The CONS HELIx CROSs command will setup a helix-helix crossing angle

restraint between two selected helices. The detail formalizm and description

are in J. Comput. Chem., 28:669-680(2007).

The CONS HELIx HINGe command will setup a helix-helix hinge angle

restraint between two selected helices.

3) The ANGLe command

The CONS HELIx ANGLe command will setup a helix tilt angle restraint

of selected helix. The helix tilt (tau) is defined as the angle between helical

principal axis and Z-axis (default). The reference axis can be changed by extra

keywords: (TilX (X-axis),TilY (Y-axis), and TilZ (Z-axis)).

4) The ROTH ANGLe command

The CONS HELIx ROTH ANGLe command will setup a helix rotation angle

restraint of selected helix. The helix rotation (rho) is defined as the angle

between the perpendicular vector (rs) from the helical axis to the selected Ca

atom (keyword: REFA) and the projection vector (zp) of the Z-axis (default) onto

the plane made by the second and third principal axes (see Figure 1, Biophys. J.,

99:175-183 (2010)). The default Z-axis can be changed by extra keywords:

(RotX (X-axis), RotY (Y-axis), and RotZ (Z-axis)).

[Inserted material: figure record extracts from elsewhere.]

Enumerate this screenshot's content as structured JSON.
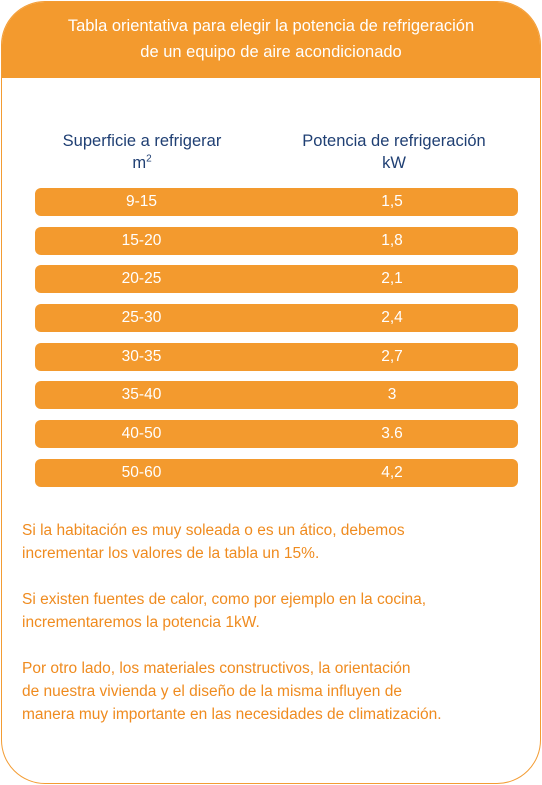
{
  "header": {
    "title_line1": "Tabla orientativa para elegir la potencia de refrigeración",
    "title_line2": "de un equipo de aire acondicionado"
  },
  "table": {
    "col1_label": "Superficie a refrigerar",
    "col1_unit": "m",
    "col1_unit_sup": "2",
    "col2_label": "Potencia de refrigeración",
    "col2_unit": "kW",
    "rows": [
      {
        "area": "9-15",
        "power": "1,5"
      },
      {
        "area": "15-20",
        "power": "1,8"
      },
      {
        "area": "20-25",
        "power": "2,1"
      },
      {
        "area": "25-30",
        "power": "2,4"
      },
      {
        "area": "30-35",
        "power": "2,7"
      },
      {
        "area": "35-40",
        "power": "3"
      },
      {
        "area": "40-50",
        "power": "3.6"
      },
      {
        "area": "50-60",
        "power": "4,2"
      }
    ]
  },
  "notes": {
    "p1_l1": "Si la habitación es muy soleada o es un ático, debemos",
    "p1_l2": "incrementar los valores de la tabla un 15%.",
    "p2_l1": "Si existen fuentes de calor, como por ejemplo en la cocina,",
    "p2_l2": "incrementaremos la potencia 1kW.",
    "p3_l1": "Por otro lado, los materiales  constructivos, la orientación",
    "p3_l2": "de nuestra vivienda y el diseño de la misma influyen de",
    "p3_l3": "manera muy importante en las necesidades de climatización."
  },
  "colors": {
    "accent": "#f39a2e",
    "heading_text": "#1f3f73",
    "note_text": "#ef8b1f"
  }
}
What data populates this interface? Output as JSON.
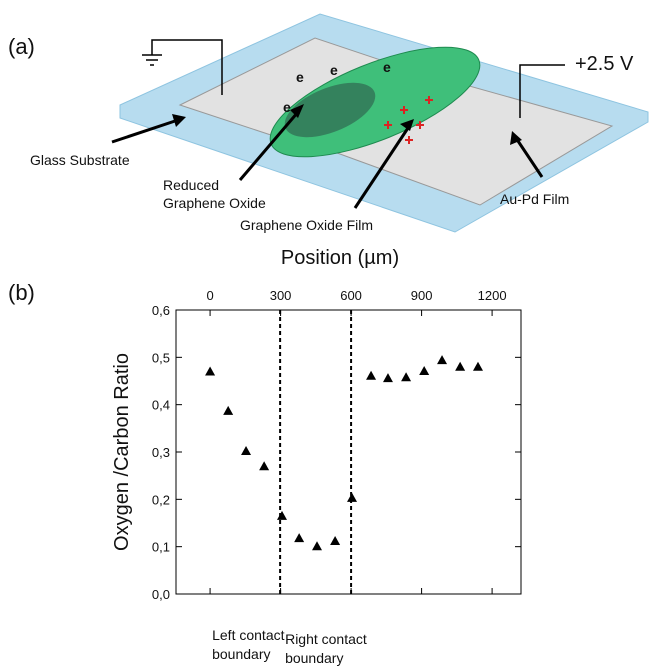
{
  "panel_labels": [
    "(a)",
    "(b)"
  ],
  "diagram": {
    "voltage": "+2.5 V",
    "glass": "Glass Substrate",
    "reduced": [
      "Reduced",
      "Graphene Oxide"
    ],
    "film": "Graphene Oxide Film",
    "electrode": "Au-Pd Film",
    "electrons": [
      "e",
      "e",
      "e",
      "e"
    ]
  },
  "chart_data": {
    "type": "scatter",
    "xlabel": "Position (µm)",
    "ylabel": "Oxygen /Carbon Ratio",
    "x": [
      0,
      77,
      153,
      230,
      306,
      379,
      455,
      532,
      604,
      685,
      757,
      834,
      911,
      987,
      1064,
      1140
    ],
    "values": [
      0.47,
      0.387,
      0.302,
      0.27,
      0.165,
      0.118,
      0.101,
      0.112,
      0.203,
      0.461,
      0.456,
      0.458,
      0.471,
      0.494,
      0.48,
      0.48
    ],
    "color": "#000000",
    "xlim": [
      -145,
      1323
    ],
    "ylim": [
      0,
      0.6
    ],
    "xticks": [
      0,
      300,
      600,
      900,
      1200
    ],
    "yticks": [
      {
        "value": 0,
        "label": "0,0"
      },
      {
        "value": 0.1,
        "label": "0,1"
      },
      {
        "value": 0.2,
        "label": "0,2"
      },
      {
        "value": 0.3,
        "label": "0,3"
      },
      {
        "value": 0.4,
        "label": "0,4"
      },
      {
        "value": 0.5,
        "label": "0,5"
      },
      {
        "value": 0.6,
        "label": "0,6"
      }
    ],
    "boundaries": [
      {
        "x": 298,
        "label": [
          "Left contact",
          "boundary"
        ]
      },
      {
        "x": 600,
        "label": [
          "Right contact",
          "boundary"
        ]
      }
    ]
  }
}
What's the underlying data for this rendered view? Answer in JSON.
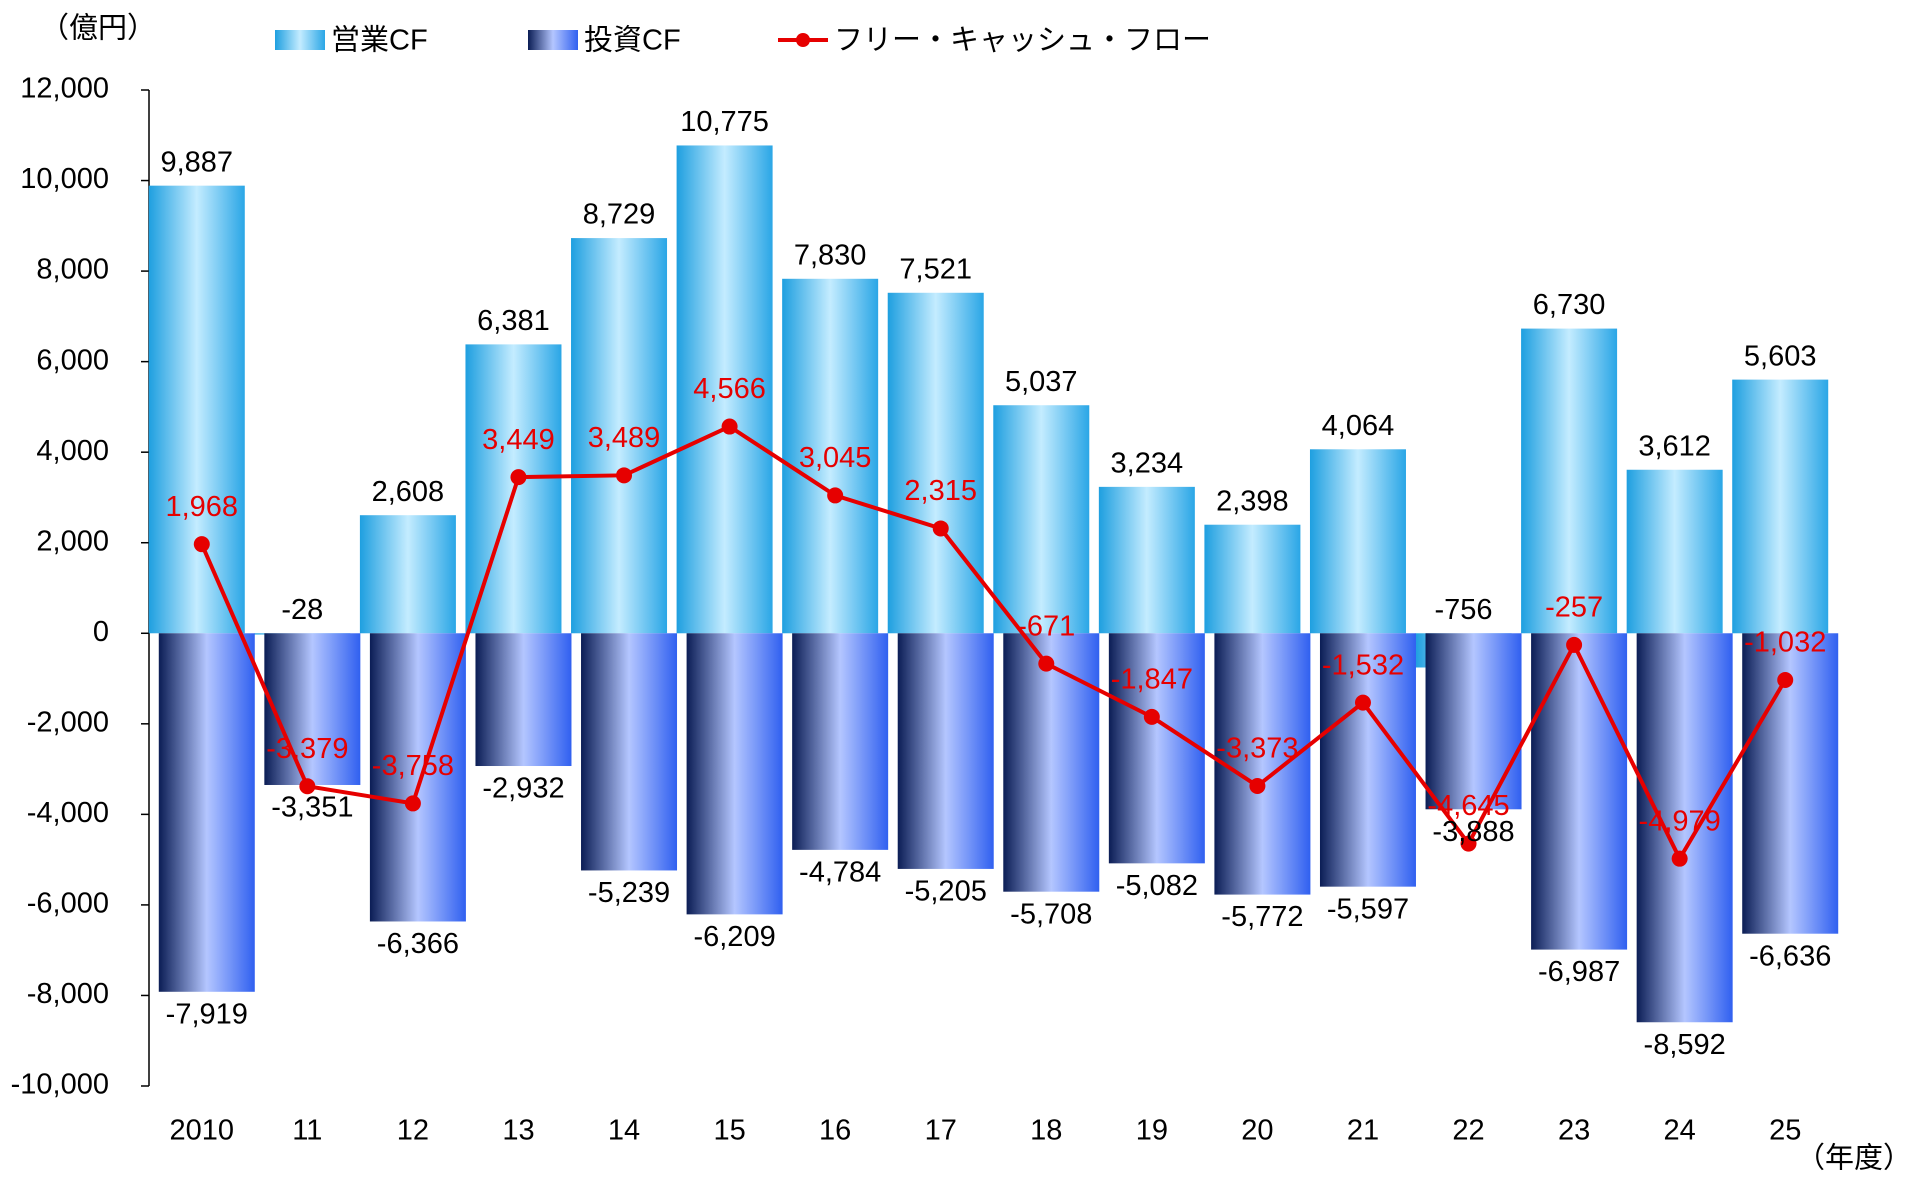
{
  "chart_data": {
    "type": "bar_line",
    "unit_label": "（億円）",
    "x_unit_label": "（年度）",
    "categories": [
      "2010",
      "11",
      "12",
      "13",
      "14",
      "15",
      "16",
      "17",
      "18",
      "19",
      "20",
      "21",
      "22",
      "23",
      "24",
      "25"
    ],
    "series": [
      {
        "name": "営業CF",
        "type": "bar",
        "color": "#4db8ee",
        "values": [
          9887,
          -28,
          2608,
          6381,
          8729,
          10775,
          7830,
          7521,
          5037,
          3234,
          2398,
          4064,
          -756,
          6730,
          3612,
          5603
        ],
        "value_labels": [
          "9,887",
          "-28",
          "2,608",
          "6,381",
          "8,729",
          "10,775",
          "7,830",
          "7,521",
          "5,037",
          "3,234",
          "2,398",
          "4,064",
          "-756",
          "6,730",
          "3,612",
          "5,603"
        ]
      },
      {
        "name": "投資CF",
        "type": "bar",
        "color": "#2a4fb8",
        "values": [
          -7919,
          -3351,
          -6366,
          -2932,
          -5239,
          -6209,
          -4784,
          -5205,
          -5708,
          -5082,
          -5772,
          -5597,
          -3888,
          -6987,
          -8592,
          -6636
        ],
        "value_labels": [
          "-7,919",
          "-3,351",
          "-6,366",
          "-2,932",
          "-5,239",
          "-6,209",
          "-4,784",
          "-5,205",
          "-5,708",
          "-5,082",
          "-5,772",
          "-5,597",
          "-3,888",
          "-6,987",
          "-8,592",
          "-6,636"
        ]
      },
      {
        "name": "フリー・キャッシュ・フロー",
        "type": "line",
        "color": "#e60000",
        "values": [
          1968,
          -3379,
          -3758,
          3449,
          3489,
          4566,
          3045,
          2315,
          -671,
          -1847,
          -3373,
          -1532,
          -4645,
          -257,
          -4979,
          -1032
        ],
        "value_labels": [
          "1,968",
          "-3,379",
          "-3,758",
          "3,449",
          "3,489",
          "4,566",
          "3,045",
          "2,315",
          "-671",
          "-1,847",
          "-3,373",
          "-1,532",
          "-4,645",
          "-257",
          "-4,979",
          "-1,032"
        ]
      }
    ],
    "ylim": [
      -10000,
      12000
    ],
    "yticks": [
      {
        "value": -10000,
        "label": "-10,000"
      },
      {
        "value": -8000,
        "label": "-8,000"
      },
      {
        "value": -6000,
        "label": "-6,000"
      },
      {
        "value": -4000,
        "label": "-4,000"
      },
      {
        "value": -2000,
        "label": "-2,000"
      },
      0,
      {
        "value": 2000,
        "label": "2,000"
      },
      {
        "value": 4000,
        "label": "4,000"
      },
      {
        "value": 6000,
        "label": "6,000"
      },
      {
        "value": 8000,
        "label": "8,000"
      },
      {
        "value": 10000,
        "label": "10,000"
      },
      {
        "value": 12000,
        "label": "12,000"
      }
    ]
  }
}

5) Energy related properties:

'ECHD' - Helix-helix distance restraint energy

'ECHA' - Helix-helix cross/hinge angle restraint energy

'ECHT' - Helix tilt restraint energy

'ECHR' - Helix rotation restraint energy

6) COOR HELIx substitution parameters

Since CONS HELIx incoperate with COOR HELIx command, the following

substitution parameters are specified:

'MIND' - Helix-helix distance

'OMEG' - Helix-helix cross angle

'HANG' - Helix-helix hinge angle

'TANG' - Helix tilt angle

'ROTA' - Helix rotation angle

7) Examples of usage

7-1) To setup a restraint with a force constant of 200.0 kcal/(mol Ang^2) for

a helix-helix distance of 10 angstroms between two helices and to print the

distance to a file linked to a fortran unit 11 every 100 step during simulation:

define helixa sele segid PROA .and. type CA end

define helixb sele segid PROB .and. type CA end

open write card unit 11 name dist.dat

cons helix dist 10.0 force 100.0 select helixa end select helixb end -

udist 11 step 100

7-2) To setup a restraint with a force constant of 70.0 kcal/(mol rad^2) for

a helix-helix crossing angle of 45 degree between two helices and to print the

angle to a file linked to a fortran unit 11 every 100 step during simulation:

define helixa sele segid PROA .and. type CA end

define helixb sele segid PROB .and. type CA end

open write card unit 11 name dist.dat

cons helix cross 45.0 force 35.0 select helixa end select helixb end -

uang 11 step 100

7-3) To setup a restraint with a force constant of 6000.0 kcal/(mol rad^2) for

a helix tilt angle of 45 degree respect to Z-axis (defalut) and to print the

angle to a file linked to a fortran unit 11 every 100 step during simulation:

define helixa sele segid PROA .and. type CA end

open write card unit 11 name angle.dat

cons helix angle 45.0 force 3000.0 select helixa end -

uang 11 step 100

7-4) To setup a restraint with a force constant of 200.0 kcal/(mol rad^2) for

a helix rotation angle of 30 degree using Ca atom in 10th residue as an internal

reference (Biophys. J., 99:175-183 (2010)) and to print the angle to a file

plinked to a fortran unit 11 every 100 step during simulation:

define helixa sele segid PROA .and. type CA end

open write card unit 11 name rotation.dat

cons helix roth angle 30.0 force 100.0 refa 10 select helixa end -

uang 11 step 100

NOTE: The helix restraint does not have one-half in the harmonic form, so

the force constants must be a half of real value if a one-half harmonic form

is considered for any post-analysis.